Last May, The Volunteer Ministry Center hosted a luncheon featuring Steve Lopez, author of the 2008 best-selling book The Soloist. The luncheon was a fundraiser for the VMC and also featured performances by the cellists of the Knoxville Symphony orchestra. The Soloist, as you may know, is the story of the struggles of a homeless classical musician who catches the eye of LA Times reporter Steve Lopez. It was made into a movie, released in 2009, starring Robert Downey, Jr. as Lopez and Jamie Foxx as Nathaniel Ayers, the Juilliard drop-out who has become homeless.

The book has been on my list for a while, but after the luncheon I felt I had become very knowledgeable on the book’s main points, so colorful and descriptive were Mr. Lopez’s anecdotes. I was surprised to learn of the subject of the book since I had become acquainted with another book by the same title written by Mark Salzman, published and nominated for a Pulitzer in 1994. Although the cello also figures prominently in Salzman’s book, music is not the main focus.

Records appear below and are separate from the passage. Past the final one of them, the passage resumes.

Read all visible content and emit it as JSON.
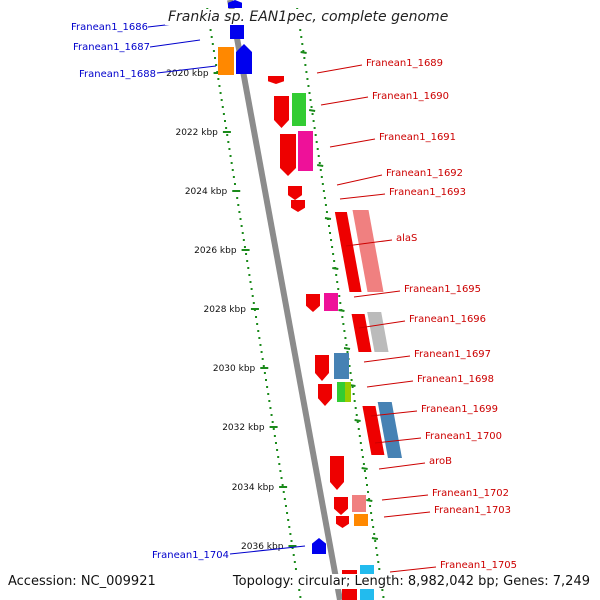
{
  "title": "Frankia sp. EAN1pec, complete genome",
  "footer": {
    "accession": "Accession: NC_009921",
    "topology": "Topology: circular; Length: 8,982,042 bp; Genes: 7,249"
  },
  "ruler": [
    {
      "label": "2020 kbp"
    },
    {
      "label": "2022 kbp"
    },
    {
      "label": "2024 kbp"
    },
    {
      "label": "2026 kbp"
    },
    {
      "label": "2028 kbp"
    },
    {
      "label": "2030 kbp"
    },
    {
      "label": "2032 kbp"
    },
    {
      "label": "2034 kbp"
    },
    {
      "label": "2036 kbp"
    }
  ],
  "left_genes": [
    {
      "name": "Franean1_1686",
      "color": "#0000ee"
    },
    {
      "name": "Franean1_1687",
      "color": "#0000ee"
    },
    {
      "name": "Franean1_1688",
      "color": "#0000ee"
    },
    {
      "name": "Franean1_1704",
      "color": "#0000ee"
    }
  ],
  "right_genes": [
    {
      "name": "Franean1_1689",
      "color": "#e00000"
    },
    {
      "name": "Franean1_1690",
      "color": "#e00000"
    },
    {
      "name": "Franean1_1691",
      "color": "#e00000"
    },
    {
      "name": "Franean1_1692",
      "color": "#e00000"
    },
    {
      "name": "Franean1_1693",
      "color": "#e00000"
    },
    {
      "name": "alaS",
      "color": "#e00000"
    },
    {
      "name": "Franean1_1695",
      "color": "#e00000"
    },
    {
      "name": "Franean1_1696",
      "color": "#e00000"
    },
    {
      "name": "Franean1_1697",
      "color": "#e00000"
    },
    {
      "name": "Franean1_1698",
      "color": "#e00000"
    },
    {
      "name": "Franean1_1699",
      "color": "#e00000"
    },
    {
      "name": "Franean1_1700",
      "color": "#e00000"
    },
    {
      "name": "aroB",
      "color": "#e00000"
    },
    {
      "name": "Franean1_1702",
      "color": "#e00000"
    },
    {
      "name": "Franean1_1703",
      "color": "#e00000"
    },
    {
      "name": "Franean1_1705",
      "color": "#e00000"
    }
  ],
  "colors": {
    "backbone": "#8c8c8c",
    "ruler_dots": "#1a8a1a",
    "forward_strand": "#ee0000",
    "reverse_strand": "#0000ee",
    "cog_orange": "#ff8800",
    "cog_green": "#33cc33",
    "cog_magenta": "#ee1199",
    "cog_pink": "#f08080",
    "cog_gray": "#bbbbbb",
    "cog_steelblue": "#4682b4",
    "cog_lime": "#99cc00",
    "cog_cyan": "#22bbee",
    "left_label_color": "#0000cc",
    "right_label_color": "#cc0000"
  }
}
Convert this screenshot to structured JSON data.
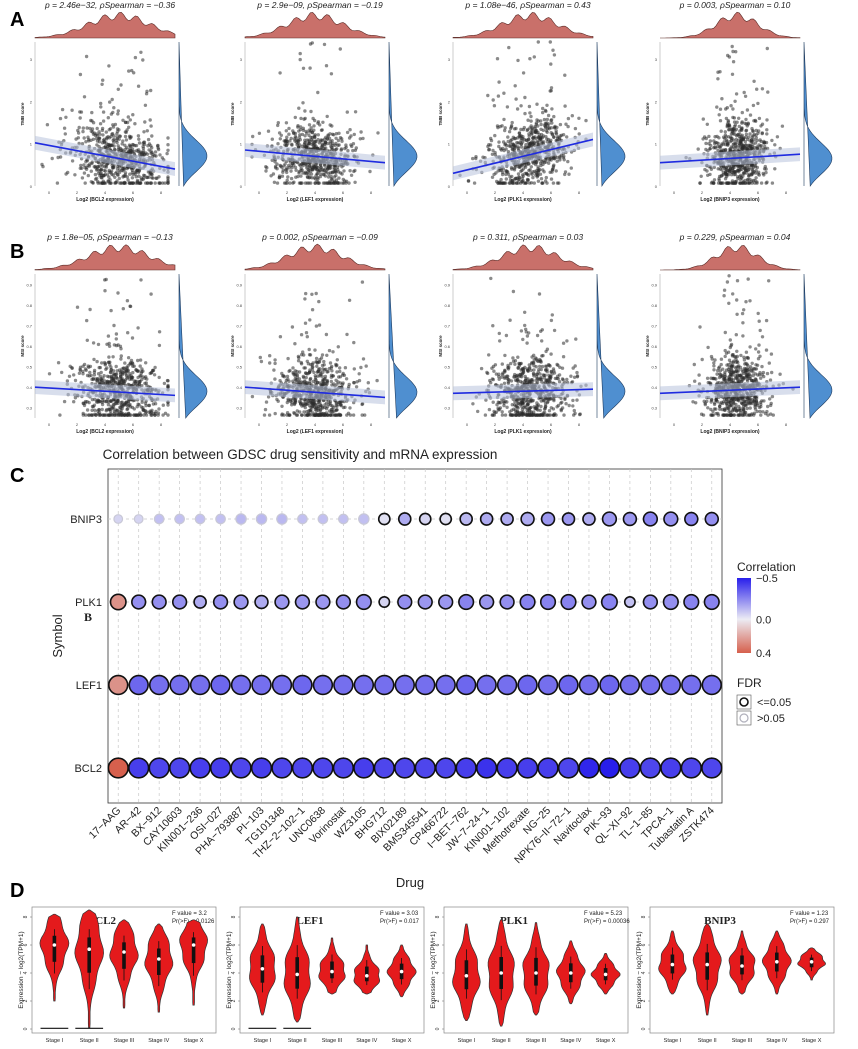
{
  "panel_labels": [
    "A",
    "B",
    "C",
    "D"
  ],
  "colors": {
    "scatter_dot": "#2b2b2b",
    "fit_line": "#1f2be0",
    "ci_band": "#b8c2dc",
    "density_top": "#c9706a",
    "density_right": "#4f8fd0",
    "violin": "#e41a1c",
    "grid": "#c8c8c8"
  },
  "chart_data": [
    {
      "type": "scatter",
      "panel": "A",
      "gene": "BCL2",
      "stat_p": "2.46e−32",
      "stat_rho": "−0.36",
      "stat_text": "p = 2.46e−32, ρSpearman = −0.36",
      "ylabel": "TMB score",
      "xlabel": "Log2 (BCL2 expression)",
      "xlim": [
        -1,
        9
      ],
      "ylim": [
        0,
        3.4
      ],
      "xticks": [
        "0",
        "2",
        "4",
        "6",
        "8"
      ],
      "xtick_values": [
        0,
        2,
        4,
        6,
        8
      ],
      "yticks": [
        "0",
        "1",
        "2",
        "3"
      ],
      "ytick_values": [
        0,
        1,
        2,
        3
      ],
      "fit_start": [
        -1,
        1.02
      ],
      "fit_end": [
        9,
        0.4
      ],
      "x_center": 5.0,
      "x_spread": 2.2
    },
    {
      "type": "scatter",
      "panel": "A",
      "gene": "LEF1",
      "stat_p": "2.9e−09",
      "stat_rho": "−0.19",
      "stat_text": "p = 2.9e−09, ρSpearman = −0.19",
      "ylabel": "TMB score",
      "xlabel": "Log2 (LEF1 expression)",
      "xlim": [
        -1,
        9
      ],
      "ylim": [
        0,
        3.4
      ],
      "xticks": [
        "0",
        "2",
        "4",
        "6",
        "8"
      ],
      "xtick_values": [
        0,
        2,
        4,
        6,
        8
      ],
      "yticks": [
        "0",
        "1",
        "2",
        "3"
      ],
      "ytick_values": [
        0,
        1,
        2,
        3
      ],
      "fit_start": [
        -1,
        0.85
      ],
      "fit_end": [
        9,
        0.55
      ],
      "x_center": 4.0,
      "x_spread": 2.0
    },
    {
      "type": "scatter",
      "panel": "A",
      "gene": "PLK1",
      "stat_p": "1.08e−46",
      "stat_rho": "0.43",
      "stat_text": "p = 1.08e−46, ρSpearman = 0.43",
      "ylabel": "TMB score",
      "xlabel": "Log2 (PLK1 expression)",
      "xlim": [
        -1,
        9
      ],
      "ylim": [
        0,
        3.4
      ],
      "xticks": [
        "0",
        "2",
        "4",
        "6",
        "8"
      ],
      "xtick_values": [
        0,
        2,
        4,
        6,
        8
      ],
      "yticks": [
        "0",
        "1",
        "2",
        "3"
      ],
      "ytick_values": [
        0,
        1,
        2,
        3
      ],
      "fit_start": [
        -1,
        0.3
      ],
      "fit_end": [
        9,
        1.1
      ],
      "x_center": 4.5,
      "x_spread": 2.0
    },
    {
      "type": "scatter",
      "panel": "A",
      "gene": "BNIP3",
      "stat_p": "0.003",
      "stat_rho": "0.10",
      "stat_text": "p = 0.003, ρSpearman = 0.10",
      "ylabel": "TMB score",
      "xlabel": "Log2 (BNIP3 expression)",
      "xlim": [
        -1,
        9
      ],
      "ylim": [
        0,
        3.4
      ],
      "xticks": [
        "0",
        "2",
        "4",
        "6",
        "8"
      ],
      "xtick_values": [
        0,
        2,
        4,
        6,
        8
      ],
      "yticks": [
        "0",
        "1",
        "2",
        "3"
      ],
      "ytick_values": [
        0,
        1,
        2,
        3
      ],
      "fit_start": [
        -1,
        0.55
      ],
      "fit_end": [
        9,
        0.75
      ],
      "x_center": 4.5,
      "x_spread": 1.5
    },
    {
      "type": "scatter",
      "panel": "B",
      "gene": "BCL2",
      "stat_p": "1.8e−05",
      "stat_rho": "−0.13",
      "stat_text": "p = 1.8e−05, ρSpearman = −0.13",
      "ylabel": "MSI score",
      "xlabel": "Log2 (BCL2 expression)",
      "xlim": [
        -1,
        9
      ],
      "ylim": [
        0.25,
        0.95
      ],
      "xticks": [
        "0",
        "2",
        "4",
        "6",
        "8"
      ],
      "xtick_values": [
        0,
        2,
        4,
        6,
        8
      ],
      "yticks": [
        "0.3",
        "0.4",
        "0.5",
        "0.6",
        "0.7",
        "0.8",
        "0.9"
      ],
      "ytick_values": [
        0.3,
        0.4,
        0.5,
        0.6,
        0.7,
        0.8,
        0.9
      ],
      "fit_start": [
        -1,
        0.4
      ],
      "fit_end": [
        9,
        0.36
      ],
      "x_center": 5.0,
      "x_spread": 2.2
    },
    {
      "type": "scatter",
      "panel": "B",
      "gene": "LEF1",
      "stat_p": "0.002",
      "stat_rho": "−0.09",
      "stat_text": "p = 0.002, ρSpearman = −0.09",
      "ylabel": "MSI score",
      "xlabel": "Log2 (LEF1 expression)",
      "xlim": [
        -1,
        9
      ],
      "ylim": [
        0.25,
        0.95
      ],
      "xticks": [
        "0",
        "2",
        "4",
        "6",
        "8"
      ],
      "xtick_values": [
        0,
        2,
        4,
        6,
        8
      ],
      "yticks": [
        "0.3",
        "0.4",
        "0.5",
        "0.6",
        "0.7",
        "0.8",
        "0.9"
      ],
      "ytick_values": [
        0.3,
        0.4,
        0.5,
        0.6,
        0.7,
        0.8,
        0.9
      ],
      "fit_start": [
        -1,
        0.4
      ],
      "fit_end": [
        9,
        0.35
      ],
      "x_center": 4.0,
      "x_spread": 2.0
    },
    {
      "type": "scatter",
      "panel": "B",
      "gene": "PLK1",
      "stat_p": "0.311",
      "stat_rho": "0.03",
      "stat_text": "p = 0.311, ρSpearman = 0.03",
      "ylabel": "MSI score",
      "xlabel": "Log2 (PLK1 expression)",
      "xlim": [
        -1,
        9
      ],
      "ylim": [
        0.25,
        0.95
      ],
      "xticks": [
        "0",
        "2",
        "4",
        "6",
        "8"
      ],
      "xtick_values": [
        0,
        2,
        4,
        6,
        8
      ],
      "yticks": [
        "0.3",
        "0.4",
        "0.5",
        "0.6",
        "0.7",
        "0.8",
        "0.9"
      ],
      "ytick_values": [
        0.3,
        0.4,
        0.5,
        0.6,
        0.7,
        0.8,
        0.9
      ],
      "fit_start": [
        -1,
        0.37
      ],
      "fit_end": [
        9,
        0.39
      ],
      "x_center": 4.5,
      "x_spread": 2.0
    },
    {
      "type": "scatter",
      "panel": "B",
      "gene": "BNIP3",
      "stat_p": "0.229",
      "stat_rho": "0.04",
      "stat_text": "p = 0.229, ρSpearman = 0.04",
      "ylabel": "MSI score",
      "xlabel": "Log2 (BNIP3 expression)",
      "xlim": [
        -1,
        9
      ],
      "ylim": [
        0.25,
        0.95
      ],
      "xticks": [
        "0",
        "2",
        "4",
        "6",
        "8"
      ],
      "xtick_values": [
        0,
        2,
        4,
        6,
        8
      ],
      "yticks": [
        "0.3",
        "0.4",
        "0.5",
        "0.6",
        "0.7",
        "0.8",
        "0.9"
      ],
      "ytick_values": [
        0.3,
        0.4,
        0.5,
        0.6,
        0.7,
        0.8,
        0.9
      ],
      "fit_start": [
        -1,
        0.37
      ],
      "fit_end": [
        9,
        0.4
      ],
      "x_center": 4.5,
      "x_spread": 1.5
    },
    {
      "type": "bubble",
      "panel": "C",
      "title": "Correlation between GDSC drug sensitivity and mRNA expression",
      "xlabel": "Drug",
      "ylabel": "Symbol",
      "stray_label": "B",
      "symbols": [
        "BNIP3",
        "PLK1",
        "LEF1",
        "BCL2"
      ],
      "drugs": [
        "17−AAG",
        "AR−42",
        "BX−912",
        "CAY10603",
        "KIN001−236",
        "OSI−027",
        "PHA−793887",
        "PI−103",
        "TG101348",
        "THZ−2−102−1",
        "UNC0638",
        "Vorinostat",
        "WZ3105",
        "BHG712",
        "BIX02189",
        "BMS345541",
        "CP466722",
        "I−BET−762",
        "JW−7−24−1",
        "KIN001−102",
        "Methotrexate",
        "NG−25",
        "NPK76−II−72−1",
        "Navitoclax",
        "PIK−93",
        "QL−XI−92",
        "TL−1−85",
        "TPCA−1",
        "Tubastatin A",
        "ZSTK474"
      ],
      "correlation": [
        [
          -0.05,
          -0.05,
          -0.1,
          -0.1,
          -0.1,
          -0.1,
          -0.12,
          -0.12,
          -0.12,
          -0.1,
          -0.1,
          -0.1,
          -0.1,
          -0.02,
          -0.15,
          -0.05,
          -0.02,
          -0.12,
          -0.15,
          -0.15,
          -0.15,
          -0.2,
          -0.2,
          -0.15,
          -0.2,
          -0.2,
          -0.25,
          -0.22,
          -0.25,
          -0.22
        ],
        [
          0.25,
          -0.22,
          -0.22,
          -0.22,
          -0.15,
          -0.22,
          -0.2,
          -0.15,
          -0.2,
          -0.2,
          -0.2,
          -0.22,
          -0.22,
          -0.05,
          -0.22,
          -0.2,
          -0.2,
          -0.25,
          -0.2,
          -0.22,
          -0.25,
          -0.25,
          -0.25,
          -0.22,
          -0.25,
          -0.1,
          -0.22,
          -0.22,
          -0.25,
          -0.25
        ],
        [
          0.25,
          -0.32,
          -0.3,
          -0.3,
          -0.3,
          -0.32,
          -0.3,
          -0.3,
          -0.3,
          -0.32,
          -0.3,
          -0.3,
          -0.3,
          -0.3,
          -0.3,
          -0.3,
          -0.3,
          -0.32,
          -0.3,
          -0.3,
          -0.32,
          -0.3,
          -0.32,
          -0.3,
          -0.32,
          -0.3,
          -0.3,
          -0.3,
          -0.3,
          -0.3
        ],
        [
          0.4,
          -0.42,
          -0.4,
          -0.4,
          -0.42,
          -0.42,
          -0.4,
          -0.42,
          -0.4,
          -0.4,
          -0.4,
          -0.4,
          -0.42,
          -0.4,
          -0.4,
          -0.4,
          -0.4,
          -0.42,
          -0.45,
          -0.42,
          -0.42,
          -0.42,
          -0.4,
          -0.48,
          -0.5,
          -0.42,
          -0.4,
          -0.42,
          -0.4,
          -0.4
        ]
      ],
      "fdr_flags": [
        [
          0,
          0,
          0,
          0,
          0,
          0,
          0,
          0,
          0,
          0,
          0,
          0,
          0,
          1,
          1,
          1,
          1,
          1,
          1,
          1,
          1,
          1,
          1,
          1,
          1,
          1,
          1,
          1,
          1,
          1
        ],
        [
          1,
          1,
          1,
          1,
          1,
          1,
          1,
          1,
          1,
          1,
          1,
          1,
          1,
          1,
          1,
          1,
          1,
          1,
          1,
          1,
          1,
          1,
          1,
          1,
          1,
          1,
          1,
          1,
          1,
          1
        ],
        [
          1,
          1,
          1,
          1,
          1,
          1,
          1,
          1,
          1,
          1,
          1,
          1,
          1,
          1,
          1,
          1,
          1,
          1,
          1,
          1,
          1,
          1,
          1,
          1,
          1,
          1,
          1,
          1,
          1,
          1
        ],
        [
          1,
          1,
          1,
          1,
          1,
          1,
          1,
          1,
          1,
          1,
          1,
          1,
          1,
          1,
          1,
          1,
          1,
          1,
          1,
          1,
          1,
          1,
          1,
          1,
          1,
          1,
          1,
          1,
          1,
          1
        ]
      ],
      "bubble_size": [
        [
          0.25,
          0.25,
          0.3,
          0.3,
          0.3,
          0.3,
          0.35,
          0.35,
          0.35,
          0.3,
          0.3,
          0.3,
          0.35,
          0.4,
          0.45,
          0.4,
          0.4,
          0.45,
          0.45,
          0.45,
          0.5,
          0.5,
          0.45,
          0.45,
          0.55,
          0.5,
          0.55,
          0.55,
          0.5,
          0.5
        ],
        [
          0.65,
          0.55,
          0.55,
          0.55,
          0.45,
          0.55,
          0.55,
          0.5,
          0.55,
          0.55,
          0.55,
          0.55,
          0.6,
          0.35,
          0.55,
          0.55,
          0.55,
          0.6,
          0.55,
          0.55,
          0.6,
          0.6,
          0.6,
          0.55,
          0.65,
          0.35,
          0.55,
          0.6,
          0.6,
          0.6
        ],
        [
          0.85,
          0.85,
          0.85,
          0.85,
          0.85,
          0.85,
          0.85,
          0.85,
          0.85,
          0.85,
          0.85,
          0.85,
          0.85,
          0.85,
          0.85,
          0.85,
          0.85,
          0.85,
          0.85,
          0.85,
          0.85,
          0.85,
          0.85,
          0.85,
          0.85,
          0.85,
          0.85,
          0.85,
          0.85,
          0.85
        ],
        [
          0.9,
          0.9,
          0.9,
          0.9,
          0.9,
          0.9,
          0.9,
          0.9,
          0.9,
          0.9,
          0.9,
          0.9,
          0.9,
          0.9,
          0.9,
          0.9,
          0.9,
          0.9,
          0.9,
          0.9,
          0.9,
          0.9,
          0.9,
          0.9,
          0.9,
          0.9,
          0.9,
          0.9,
          0.9,
          0.9
        ]
      ],
      "legend": {
        "correlation_title": "Correlation",
        "correlation_ticks": [
          "−0.5",
          "0.0",
          "0.4"
        ],
        "correlation_tick_values": [
          -0.5,
          0.0,
          0.4
        ],
        "fdr_title": "FDR",
        "fdr_items": [
          "<=0.05",
          ">0.05"
        ]
      }
    },
    {
      "type": "violin",
      "panel": "D",
      "categories": [
        "Stage I",
        "Stage II",
        "Stage III",
        "Stage IV",
        "Stage X"
      ],
      "ylabel": "Expression − log2(TPM+1)",
      "ylim": [
        0,
        8
      ],
      "yticks": [
        "0",
        "2",
        "4",
        "6",
        "8"
      ],
      "ytick_values": [
        0,
        2,
        4,
        6,
        8
      ],
      "plots": [
        {
          "gene": "BCL2",
          "f_value": "F value = 3.2",
          "pr_f": "Pr(>F) = 0.0126",
          "medians": [
            6.0,
            5.7,
            5.5,
            5.0,
            6.0
          ],
          "low": [
            2.0,
            0.1,
            1.5,
            1.2,
            1.7
          ],
          "high": [
            8.2,
            8.5,
            7.8,
            7.5,
            7.8
          ],
          "zero_line": [
            true,
            true,
            false,
            false,
            false
          ]
        },
        {
          "gene": "LEF1",
          "f_value": "F value = 3.03",
          "pr_f": "Pr(>F) = 0.017",
          "medians": [
            4.3,
            3.9,
            4.1,
            3.8,
            4.1
          ],
          "low": [
            1.0,
            0.5,
            2.5,
            2.5,
            2.3
          ],
          "high": [
            7.5,
            8.0,
            6.5,
            6.0,
            6.0
          ],
          "zero_line": [
            true,
            true,
            false,
            false,
            false
          ]
        },
        {
          "gene": "PLK1",
          "f_value": "F value = 5.23",
          "pr_f": "Pr(>F) = 0.00036",
          "medians": [
            3.8,
            4.0,
            4.0,
            4.0,
            3.9
          ],
          "low": [
            0.6,
            0.2,
            1.0,
            1.8,
            2.5
          ],
          "high": [
            7.5,
            7.8,
            7.6,
            6.3,
            5.4
          ],
          "zero_line": [
            false,
            false,
            false,
            false,
            false
          ]
        },
        {
          "gene": "BNIP3",
          "f_value": "F value = 1.23",
          "pr_f": "Pr(>F) = 0.297",
          "medians": [
            4.6,
            4.6,
            4.5,
            4.8,
            4.8
          ],
          "low": [
            2.5,
            1.0,
            2.5,
            2.5,
            3.5
          ],
          "high": [
            7.0,
            7.5,
            7.0,
            7.0,
            5.8
          ],
          "zero_line": [
            false,
            false,
            false,
            false,
            false
          ]
        }
      ]
    }
  ]
}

The novel centers around Renne Sundheimer, a former cello prodigy who is now professor of cello at a University in southern California. While “legal thriller” is too dramatic a term for this novel, it is an intriguing fictional tale of Sundheimer’s experiences with jury duty in the trial of a Zen master’s bizarre murder. There is a love interest with a fellow juror, although Sundheimer’s character is laughably self-conscious when push comes to shove.

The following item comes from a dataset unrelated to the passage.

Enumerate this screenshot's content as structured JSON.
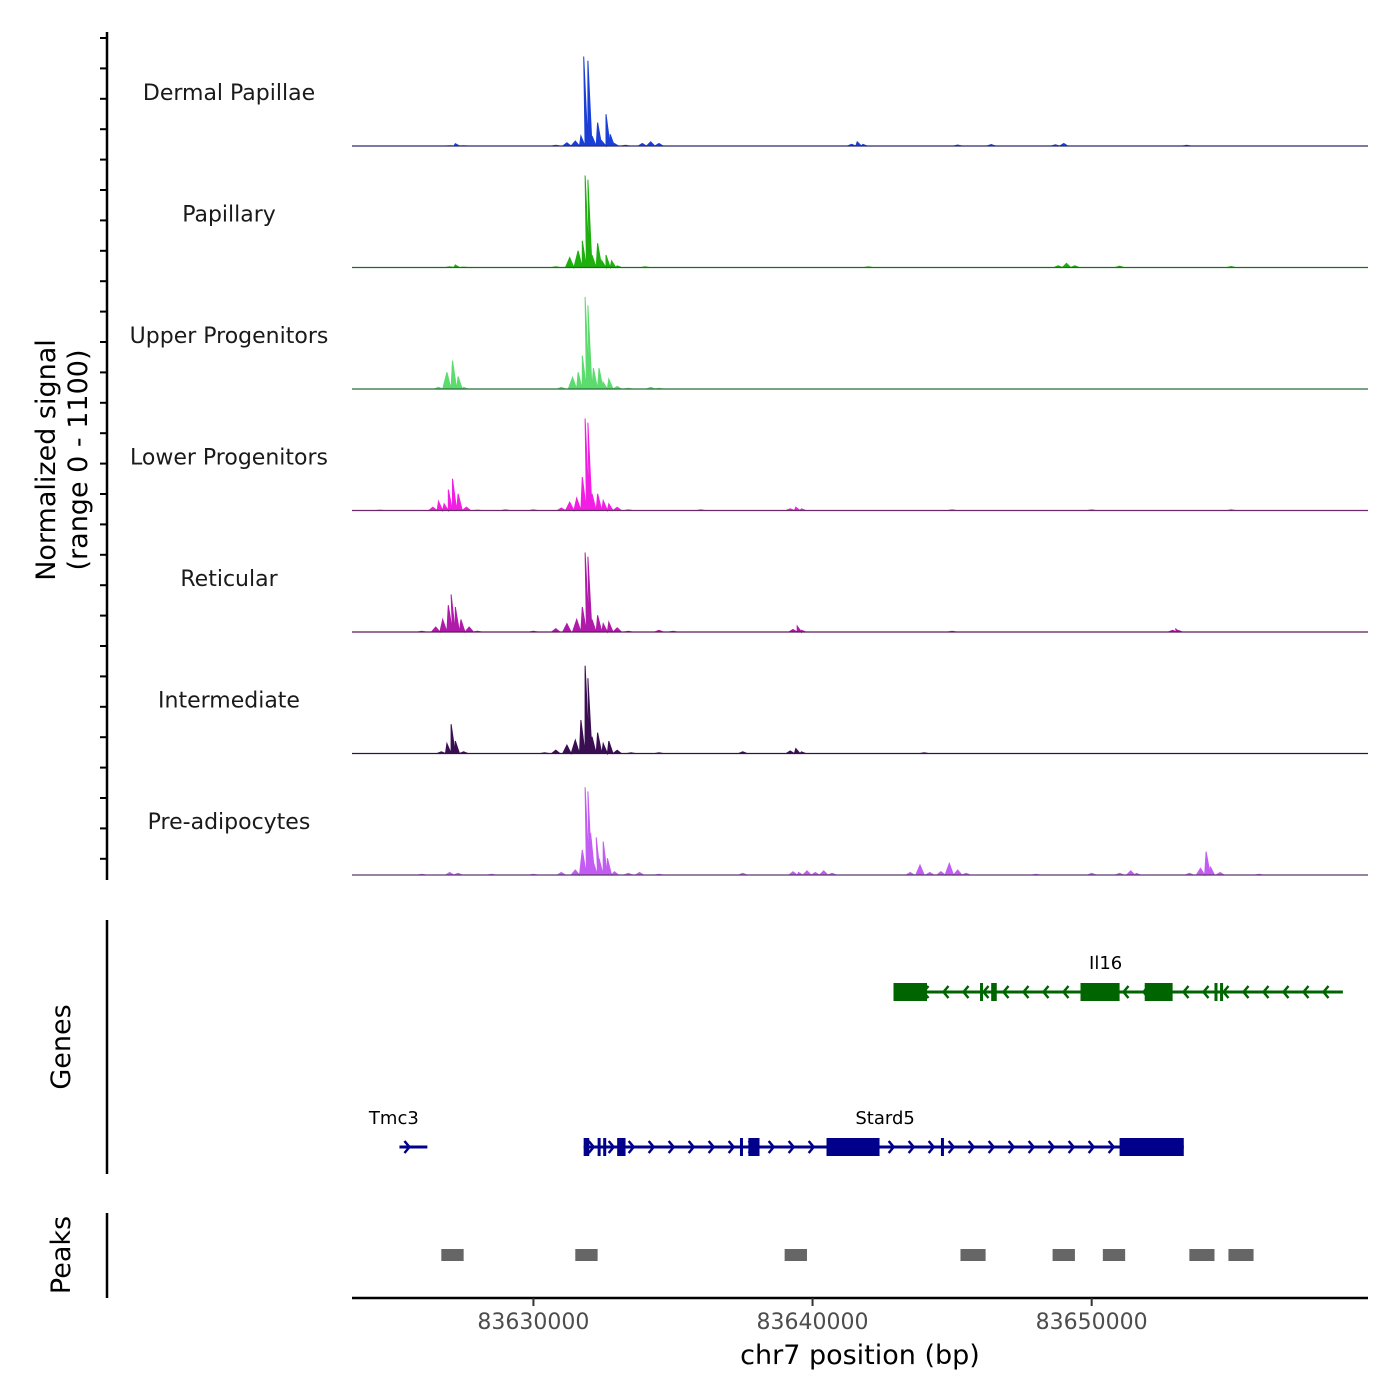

Some interesting parallels exist between Lopez’s protagonist and Salzman’s. Both are child prodigies who, for whatever reason, have shunned (due to mental breakdowns of differing types) the obvious career paths to which they have been affianced. Experiences in their late teens alter their respective world views. Sundheimer, having risen perhaps too quickly to stardom as a solo cellist, has found his way despite meeting, at age 18, an artistic roadblock that renders him unable to play in tune. A major boost comes for him when he accepts as a student a 9-year-old Korean boy who shows a great deal of promise and reminds him of himself. Ayers has no trouble whatsoever playing either the violin or the cello in tune, but it is his inability to be in tune with his surroundings, which surfaced while an undergrad at Juilliard, that makes his character so tragic.

Mark Salzman’s The Soloist is laced with many spiritual insights into the world of classical music, particularly the solo cello, while weaving an absorbing tale of an experience in the realm of due process.